Viva la amnesia
El recuerdo se expresa hoy como imperativo categórico y nada disfrutan más los clérigos de la virtud que reprochar al prójimo sus olvidos
Tengo bastante buena memoria para las chorradas. ¿Por qué diablos conservo ese diálogo de la película Un lugar en la cumbre, de Jack Clayton, o el dato de que la CIA de los romulanos de Star Trek se llama Tal Shiar? También sé que la actriz Helene Weigel cocinaba un gulasch estupendo tras la última función del Berliner Ensemble, y que el perímetro de Melilla lo marcó una bala de cañón. Mi memoria, más que un archivo, es un almacén de chatarra.
Tal vez por eso tengo cierta fama de observador fino. Cazo al vuelo los gestos y suelo calar a la gente al primer vistazo, pero —oh, paradoja— soy olvidadizo y patán para lo importante. No recuerdo por qué discutí con aquella novia ni en qué año salí con ella, ni qué trastada me hizo aquel amigo cuyo apellido ahora no me viene, pero empezaba por M o por P. Me acuerdo de los libros que he leído, pero no de los que presté y no me devolvieron. No retengo cumpleaños ni fechas emotivas, y tampoco nombres ni caras. Cuando alguien me para por la calle y me pregunta si recuerdo quién es, respondo que sí por no herirle, y acabo hiriéndole más por mentiroso.

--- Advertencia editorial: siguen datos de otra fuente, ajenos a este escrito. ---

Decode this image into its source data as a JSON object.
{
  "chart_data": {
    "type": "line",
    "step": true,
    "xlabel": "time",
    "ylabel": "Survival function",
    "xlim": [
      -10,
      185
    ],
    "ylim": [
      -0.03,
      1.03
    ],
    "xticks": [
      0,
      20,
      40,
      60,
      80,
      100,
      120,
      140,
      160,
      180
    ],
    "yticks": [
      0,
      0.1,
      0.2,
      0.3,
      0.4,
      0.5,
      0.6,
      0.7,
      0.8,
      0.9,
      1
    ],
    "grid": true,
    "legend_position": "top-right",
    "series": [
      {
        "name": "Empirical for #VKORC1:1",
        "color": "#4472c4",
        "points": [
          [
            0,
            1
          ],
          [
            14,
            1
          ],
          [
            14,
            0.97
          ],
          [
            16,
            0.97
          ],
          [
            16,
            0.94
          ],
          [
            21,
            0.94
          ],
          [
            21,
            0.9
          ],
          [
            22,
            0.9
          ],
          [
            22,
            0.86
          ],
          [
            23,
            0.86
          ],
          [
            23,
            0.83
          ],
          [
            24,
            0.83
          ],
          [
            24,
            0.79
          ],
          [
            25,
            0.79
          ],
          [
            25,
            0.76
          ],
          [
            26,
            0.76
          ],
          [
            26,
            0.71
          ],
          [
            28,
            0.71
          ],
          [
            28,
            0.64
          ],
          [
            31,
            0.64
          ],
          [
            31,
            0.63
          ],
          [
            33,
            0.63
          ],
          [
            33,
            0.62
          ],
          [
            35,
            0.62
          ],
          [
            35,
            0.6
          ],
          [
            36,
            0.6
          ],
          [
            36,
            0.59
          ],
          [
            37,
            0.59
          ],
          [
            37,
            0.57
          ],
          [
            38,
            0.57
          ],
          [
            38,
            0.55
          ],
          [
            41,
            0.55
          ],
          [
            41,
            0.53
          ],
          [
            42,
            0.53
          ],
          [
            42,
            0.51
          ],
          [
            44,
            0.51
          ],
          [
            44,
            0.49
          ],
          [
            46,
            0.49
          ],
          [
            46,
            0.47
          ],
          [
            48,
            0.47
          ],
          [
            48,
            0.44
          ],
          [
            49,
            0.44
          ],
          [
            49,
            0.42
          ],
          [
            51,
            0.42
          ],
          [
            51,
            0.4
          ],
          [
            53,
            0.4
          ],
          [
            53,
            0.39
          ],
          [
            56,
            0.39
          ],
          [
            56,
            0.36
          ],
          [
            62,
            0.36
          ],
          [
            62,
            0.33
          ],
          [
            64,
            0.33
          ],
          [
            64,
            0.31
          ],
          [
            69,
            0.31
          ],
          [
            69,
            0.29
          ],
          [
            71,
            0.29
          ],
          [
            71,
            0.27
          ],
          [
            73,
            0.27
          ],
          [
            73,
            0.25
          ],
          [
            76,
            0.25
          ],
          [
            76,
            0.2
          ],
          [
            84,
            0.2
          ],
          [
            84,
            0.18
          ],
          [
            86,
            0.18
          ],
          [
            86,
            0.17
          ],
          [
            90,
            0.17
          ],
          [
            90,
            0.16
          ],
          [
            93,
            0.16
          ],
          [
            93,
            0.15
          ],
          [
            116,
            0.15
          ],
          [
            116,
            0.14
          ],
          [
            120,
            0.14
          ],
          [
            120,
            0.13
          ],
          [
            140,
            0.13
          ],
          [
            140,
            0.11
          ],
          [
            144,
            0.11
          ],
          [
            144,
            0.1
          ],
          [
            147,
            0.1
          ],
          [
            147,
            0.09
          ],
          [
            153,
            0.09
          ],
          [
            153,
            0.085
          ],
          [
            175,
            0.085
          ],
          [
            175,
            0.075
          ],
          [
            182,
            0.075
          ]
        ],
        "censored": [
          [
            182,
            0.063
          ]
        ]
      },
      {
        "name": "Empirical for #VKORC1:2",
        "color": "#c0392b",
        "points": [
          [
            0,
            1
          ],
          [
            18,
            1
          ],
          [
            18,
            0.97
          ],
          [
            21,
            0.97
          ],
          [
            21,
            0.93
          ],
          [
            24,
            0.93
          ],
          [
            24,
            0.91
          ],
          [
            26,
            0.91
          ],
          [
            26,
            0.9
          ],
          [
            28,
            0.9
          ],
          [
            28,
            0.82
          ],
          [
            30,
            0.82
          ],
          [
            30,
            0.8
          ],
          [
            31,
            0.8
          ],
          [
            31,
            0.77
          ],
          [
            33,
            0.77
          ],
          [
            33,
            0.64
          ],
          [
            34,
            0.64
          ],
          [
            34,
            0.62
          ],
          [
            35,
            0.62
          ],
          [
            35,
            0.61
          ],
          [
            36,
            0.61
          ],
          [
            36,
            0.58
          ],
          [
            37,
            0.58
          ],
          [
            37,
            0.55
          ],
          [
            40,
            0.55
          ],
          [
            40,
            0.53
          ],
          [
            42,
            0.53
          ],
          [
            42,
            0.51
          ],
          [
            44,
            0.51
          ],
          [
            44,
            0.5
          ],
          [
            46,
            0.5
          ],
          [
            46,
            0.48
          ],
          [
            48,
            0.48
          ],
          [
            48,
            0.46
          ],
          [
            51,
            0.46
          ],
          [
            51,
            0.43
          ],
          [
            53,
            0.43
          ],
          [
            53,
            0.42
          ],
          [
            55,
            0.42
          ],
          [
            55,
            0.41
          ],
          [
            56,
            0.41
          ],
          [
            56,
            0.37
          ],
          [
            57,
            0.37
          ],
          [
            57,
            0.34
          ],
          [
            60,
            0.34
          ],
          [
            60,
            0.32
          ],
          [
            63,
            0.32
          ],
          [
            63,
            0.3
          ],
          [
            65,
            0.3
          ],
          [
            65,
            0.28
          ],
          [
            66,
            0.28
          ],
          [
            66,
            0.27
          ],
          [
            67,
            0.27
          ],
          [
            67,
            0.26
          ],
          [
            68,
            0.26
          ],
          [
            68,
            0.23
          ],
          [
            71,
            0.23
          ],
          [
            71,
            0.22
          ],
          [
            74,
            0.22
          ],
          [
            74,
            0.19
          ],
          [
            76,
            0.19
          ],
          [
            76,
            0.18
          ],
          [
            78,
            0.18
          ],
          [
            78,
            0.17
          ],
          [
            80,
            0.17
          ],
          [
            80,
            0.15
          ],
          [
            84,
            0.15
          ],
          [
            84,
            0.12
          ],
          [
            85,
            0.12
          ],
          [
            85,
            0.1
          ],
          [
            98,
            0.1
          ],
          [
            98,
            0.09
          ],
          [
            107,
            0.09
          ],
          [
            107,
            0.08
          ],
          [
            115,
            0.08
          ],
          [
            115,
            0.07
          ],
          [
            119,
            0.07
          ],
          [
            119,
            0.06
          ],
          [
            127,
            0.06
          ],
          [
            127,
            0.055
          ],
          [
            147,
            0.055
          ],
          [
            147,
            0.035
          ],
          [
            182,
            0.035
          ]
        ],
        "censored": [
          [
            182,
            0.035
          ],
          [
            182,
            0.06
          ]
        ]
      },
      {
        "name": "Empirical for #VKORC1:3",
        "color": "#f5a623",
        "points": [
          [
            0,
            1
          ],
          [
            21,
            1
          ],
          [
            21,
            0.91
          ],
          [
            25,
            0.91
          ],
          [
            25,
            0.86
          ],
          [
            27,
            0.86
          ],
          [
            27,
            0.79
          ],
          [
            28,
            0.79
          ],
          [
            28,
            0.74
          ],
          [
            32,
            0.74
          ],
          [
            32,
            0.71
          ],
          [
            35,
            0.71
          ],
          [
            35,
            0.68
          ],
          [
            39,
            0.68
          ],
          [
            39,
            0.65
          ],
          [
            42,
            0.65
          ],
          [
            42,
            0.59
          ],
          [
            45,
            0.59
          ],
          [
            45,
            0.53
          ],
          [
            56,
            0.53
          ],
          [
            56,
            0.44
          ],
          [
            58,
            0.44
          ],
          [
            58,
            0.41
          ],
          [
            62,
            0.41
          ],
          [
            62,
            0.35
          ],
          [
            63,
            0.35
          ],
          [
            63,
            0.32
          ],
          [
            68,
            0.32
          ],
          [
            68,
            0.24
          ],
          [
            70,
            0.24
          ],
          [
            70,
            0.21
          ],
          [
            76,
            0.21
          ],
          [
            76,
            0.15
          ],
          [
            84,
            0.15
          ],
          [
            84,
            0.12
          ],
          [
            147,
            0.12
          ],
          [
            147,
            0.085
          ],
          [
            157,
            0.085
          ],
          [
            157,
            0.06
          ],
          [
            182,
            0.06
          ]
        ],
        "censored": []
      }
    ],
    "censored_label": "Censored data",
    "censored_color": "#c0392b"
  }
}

He sufrido mucho por mis despistes y he intentado corregirme, pero ahora sé que, si aplicase a los sentimientos el detallismo que derrocho con los datos de morralla, la vida sería insoportable. No me cabrían tantas penas, venganzas y culpas. A las sociedades les pasa lo mismo.
La memoria tiene un prestigio inmerecido. Hoy, el recuerdo se expresa como imperativo categórico y nada disfrutan más los clérigos de la virtud que reprochar al prójimo sus olvidos. No acordarse de ETA o del franquismo son delitos de lesa ciudadanía. Últimamente, no acordarse del coronavirus también lo es. Se lamentan los moralistas del ansia con que nos apelotonamos en un concierto y de la alegría con la que tiramos las mascarillas a la basura. Yo ya me he olvidado de la pandemia y no me siento culpable. Para ellos, en cambio, la amnesia es un síntoma de decadencia frívola, pero yo coincido aquí con David Rieff, que escribió Contra la memoria: no se puede convivir escupiéndose el pasado. En el cuento de Borges, Ireneo Funes murió de tanto recordarlo todo. Quien milita en el recuerdo quiere vivir en un funeral eterno, sin llegar nunca al momento en que los deudos, hartos de llorar, se ponen a contar chistes. Perseverar en el luto no le hace más digno, tan solo grosero.